1.5 Contracts of employment and discrimination

The issue of contracts of employment and discrimination is addressed in the  Equality Act 2010, which states that employers are not allowed to discriminate against employees for anything known as a “protected characteristic”. These include age, gender, gender reassignment, sexual orientation, pregnancy and maternity, race, marital or civil partnership status, religion or belief and political orientation or belief. If something is not a protected characteristic then dismissing someone for it – for example, for having big ears or an annoying habit of sniffing loudly – may be morally unfair but it is unlikely to be legally discriminatory.

One of the most common causes of discrimination within contracts of employment is disability. Whether the applicant is registered as disabled is not the same as whether the applicant has a legal disability. A legal disability is usually a condition which lasts or is expected to last for at least 12 months and which has a substantial and negative impact on everyday life. Conditions such as depression, blindness, HIV, diabetes and cancer would or could all fall into this category. Certain conditions are specifically stated not to be a disability, for example alcohol addiction, addiction to illegal drugs, hay fever and vision problems which can be corrected by glasses or contact lenses. Intermittent or fluctuating conditions are covered all the time, regardless of whether the symptoms are occurring at any particular time.

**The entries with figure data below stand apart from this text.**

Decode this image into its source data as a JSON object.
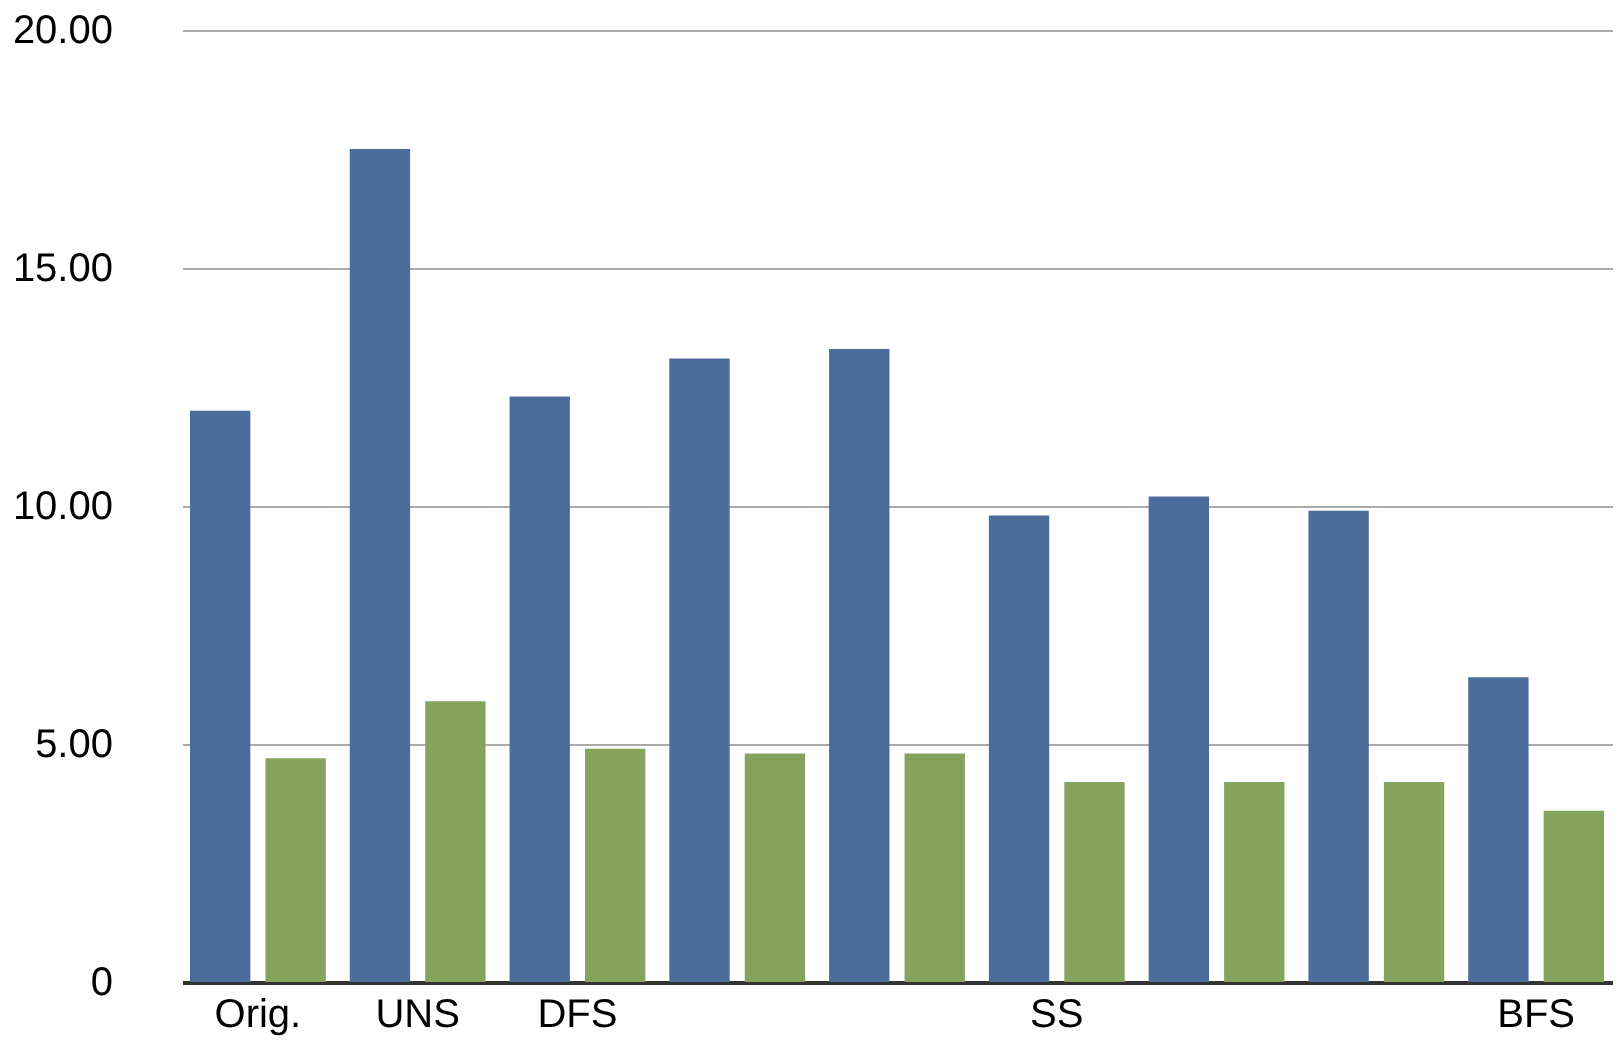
{
  "chart_data": {
    "type": "bar",
    "categories": [
      "Orig.",
      "UNS",
      "DFS",
      null,
      null,
      "SS",
      null,
      null,
      "BFS"
    ],
    "series": [
      {
        "color": "#4c6c9c",
        "values": [
          12.0,
          17.5,
          12.3,
          13.1,
          13.3,
          9.8,
          10.2,
          9.9,
          6.4
        ]
      },
      {
        "color": "#84a45c",
        "values": [
          4.7,
          5.9,
          4.9,
          4.8,
          4.8,
          4.2,
          4.2,
          4.2,
          3.6
        ]
      }
    ],
    "ylim": [
      0,
      20
    ],
    "yticks": [
      {
        "value": 0,
        "label": "0"
      },
      {
        "value": 5,
        "label": "5.00"
      },
      {
        "value": 10,
        "label": "10.00"
      },
      {
        "value": 15,
        "label": "15.00"
      },
      {
        "value": 20,
        "label": "20.00"
      }
    ],
    "grid": "y",
    "legend": false
  }
}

The cause of the disability is irrelevant; for example if an employee develops liver cancer through alcoholism, the cancer is a disability even though the alcohol addiction is not. Similarly, if an employee eats so much that he develops diabetes, the diabetes is covered even if the employee could reduce the symptoms by altering his diet. The employees are still protected even though in some sense they have caused their own disability. If the condition can be controlled by medication or medical devices, the test is how the condition would affect the employee if he or she did not take the medication or use the support.

If an employer is not sure whether a condition would be classed as a disability, they may need to seek a medical opinion.

An example of directly discriminating against an employee would be giving all employees the right to company sick pay in their contract, except the one with a disability – because they are likely to need more time off sick and so the cost to the company would be greater. This is automatically unfair.

Direct disability discrimination may be lawful in certain, limited situations. It may be a requirement of certain work that the person employed is disabled; for example, someone working as a counsellor for disabled people may need personal experience of a particular disability. Sometimes it can be justified because there is a genuine occupational requirement for a certain type of person. For example, if an actress is cast to play a young person, then after ten years in the job, she may appear too old to fulfil the job role well and be fairly dismissed.

The Equality Act places a duty on employers to make reasonable adjustments to accommodate disabilities. For example, permitting an employee whose condition causes him or her to tire easily to work part time, providing auxiliary aids such as voice-activated software and allowing time off for medical appointments. When writing contracts, employers should be mindful that disabled employees may need to have a slightly different contract to their other employees.

In addition, employers should not draft contracts which disadvantage certain groups of people. For example:

  • adding a contractual clause that employees who regularly work overtime until 6pm each evening will be entitled to a bonus may indirectly discriminate against women, who are more likely than men to have to leave work earlier to deal with childcare.
  • employers should take care when offering a bonus related to attendance levels. It is generally fine to give employees a financial incentive not to take sick days for minor ailments such as headaches, coughs and colds but absences connected to disabilities or to pregnancy should be discounted for such purposes.
  • If employers state in their contracts that all employees must be available to work on Sundays they should ensure that this is strictly necessary in order to avoid discriminating against Christians.
  • Making a benefit dependent on length of service is potentially age discrimination as it is more likely to disadvantage younger employees. All benefits that accrue in the first five years of service are completely exempt but care should be taken that benefits which accrue over a longer period can be justified. For example, if a company gives extra holidays for each year of service, they should have data available to show that doing so increases employee loyalty.

It is worth considering that discrimination can be indirect, which can sometimes be harder to spot. To take a (slightly ridiculous) example, suppose that a contract has a term written into it which states that all personal trainers at a gym will achieve a bonus if they can achieve a body muscle percentage of over 40%. On the face of it, this is not discriminatory because body composition is not a protected characteristic under the Equality Act. However, on reflection, it is clear that this is indirectly discriminatory against women (who find it harder than men to gain muscle mass) and perhaps employees with certain medical conditions.

There is no limit on the amount of compensation that can be awarded by tribunals in discrimination claims so it is important to take due care to avoid it when drafting contracts of employment.